Thursday, December 30, 2010

Tail end




Snow, graupel so small it blows in coils of impossible wind-mocking vectors like stomped polystyrene. A family walks the other way, kids in snow-suits with reinforced knees and banana-bunch gloves. More families. Where are they going? Something is happening, as it often is. I don't know what it is. As I often don't. At the supermarket there are tall pyramids of beer on display and peanut-flavoured snack foods. Chocolate Weihnachtsmänner on sale at the back. Shops are selling fireworks for tomorrow, the snow outside dredged with foil confetti hearts and stars. And hats. Tall striped caricature top hats. Sombrero-type things with boa trims. Ones with bells. Hats are a thing.

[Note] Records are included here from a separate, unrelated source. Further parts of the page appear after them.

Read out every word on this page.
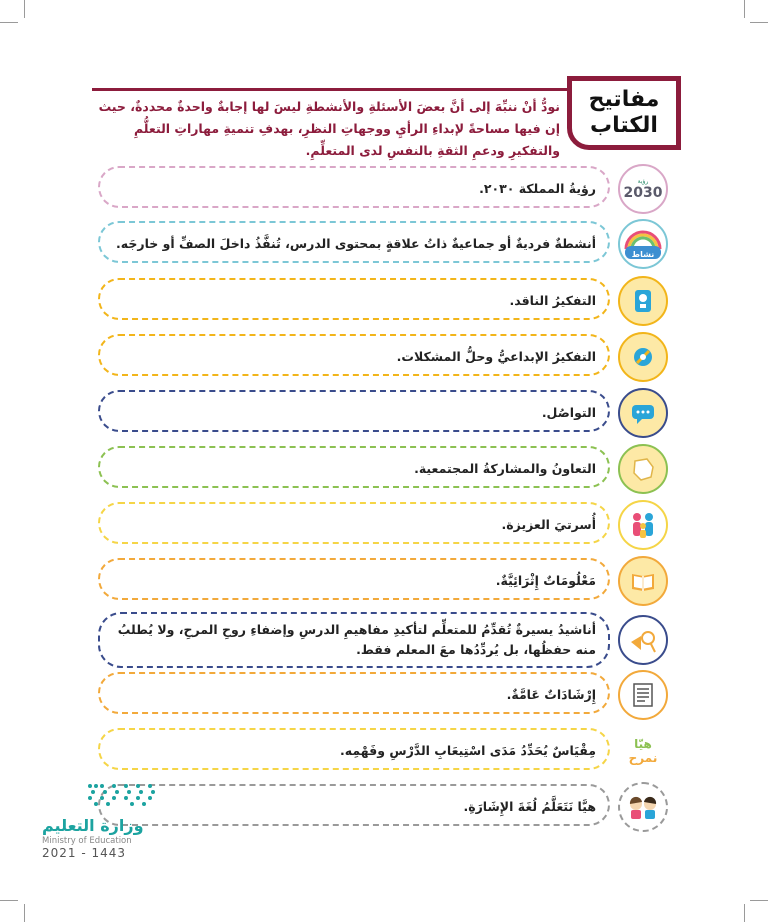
مفاتيح
الكتاب
نودُّ أنْ ننبِّهَ إلى أنَّ بعضَ الأسئلةِ والأنشطةِ ليسَ لها إجابةٌ واحدةٌ محددةٌ، حيث إن فيها مساحةً لإبداءِ الرأيِ ووجهاتِ النظرِ، بهدفِ تنميةِ مهاراتِ التعلُّمِ والتفكيرِ ودعمِ الثقةِ بالنفسِ لدى المتعلِّمِ.
رؤيةُ المملكة ٢٠٣٠.	رؤية
2030
أنشطةٌ فرديةٌ أو جماعيةٌ ذاتُ علاقةٍ بمحتوى الدرس، تُنفَّذُ داخلَ الصفِّ أو خارجَه.
نشاط
التفكيرُ الناقد.
التفكيرُ الإبداعيُّ وحلُّ المشكلات.
التواصُل.
التعاونُ والمشاركةُ المجتمعية.
أُسرتيَ العزيزة.
مَعْلُومَاتٌ إِثْرَائِيَّةٌ.
أناشيدُ يسيرةٌ تُقدِّمُ للمتعلِّم لتأكيدِ مفاهيمِ الدرسِ وإضفاءِ روحِ المرحِ، ولا يُطلبُ منه حفظُها، بل يُردِّدُها معَ المعلم فقط.
إِرْشَادَاتٌ عَامَّةٌ.
مِقْيَاسٌ يُحَدِّدُ مَدَى اسْتِيعَابِ الدَّرْسِ وفَهْمِه.	هيّا
نمرح
هيَّا نَتَعَلَّمُ لُغَةَ الإِشَارَةِ.
وزارة التعليم
Ministry of Education
2021 - 1443
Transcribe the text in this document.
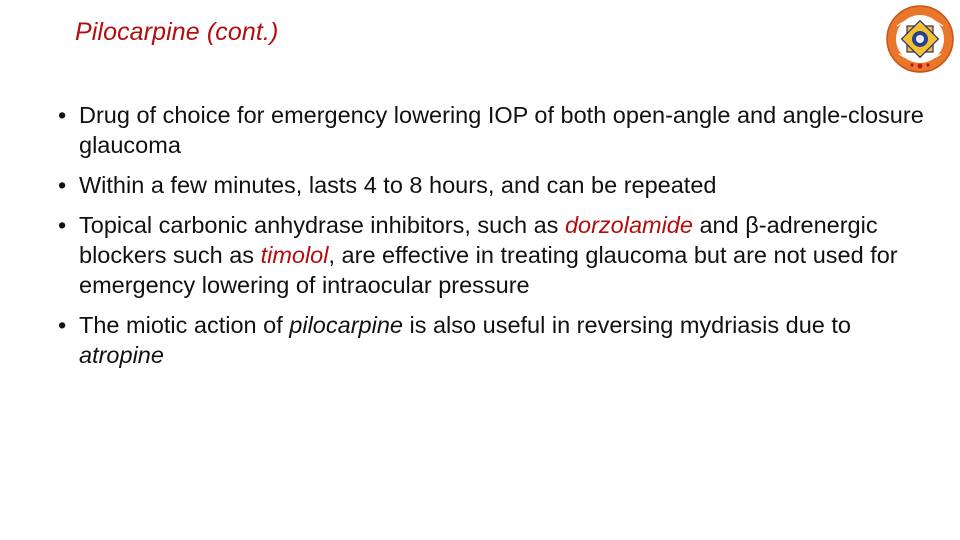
Pilocarpine (cont.)
• Drug of choice for emergency lowering IOP of both open-angle and angle-closure glaucoma
• Within a few minutes, lasts 4 to 8 hours, and can be repeated
• Topical carbonic anhydrase inhibitors, such as dorzolamide and β-adrenergic blockers such as timolol, are effective in treating glaucoma but are not used for emergency lowering of intraocular pressure
• The miotic action of pilocarpine is also useful in reversing mydriasis due to atropine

I abandon the shopping in the hall and curl my frozen red-violet hands into the sheepskin on the living room floor, ow god ow ow while my fingernails stubbornly wrest the blood back from the ice. I pack away the oats, the smoked trout. The fillet of pork, the noodles and split peas and the vegetables that fix me with their Proper Meal gazes. The year trails in after me with the cold, rapid-fire edits, Saarlacc. Triffid. Dead Hyacinth. Castaway, Lost in Translation, sheets of the masterpiece blown in the wind, the crunch of warm ashes underfoot, birds in the wrong clothes. I lean forward against the pull, hem of the coat in the doorjamb, and close my eyes but it has the advantage, damn it and its physics-of-my-mind, and I am afraid because the leaning is a comfort, somehow, like being on a train so crowded you no longer have to hold yourself up.

In the morning I talk to my brother, wit and warmth and dangerous perspicacity like hot glass just in reach, popcorn eyebrows and diegetic chords for DRAMA from the keyboard to his left. So real, for the love of god, so real the snap-chilled windows seem like fictions.

Later I make blueberry muffins out of a cookbook with muffin-shaped pages. The bell rings and they are kitsch-defying, golden purple-stained munch-fests, nutmeg-scented and smug in their satisfaction of the archetype. They look at me butterishly. I arrange them in a dish.

The blueberries were from Guatemala.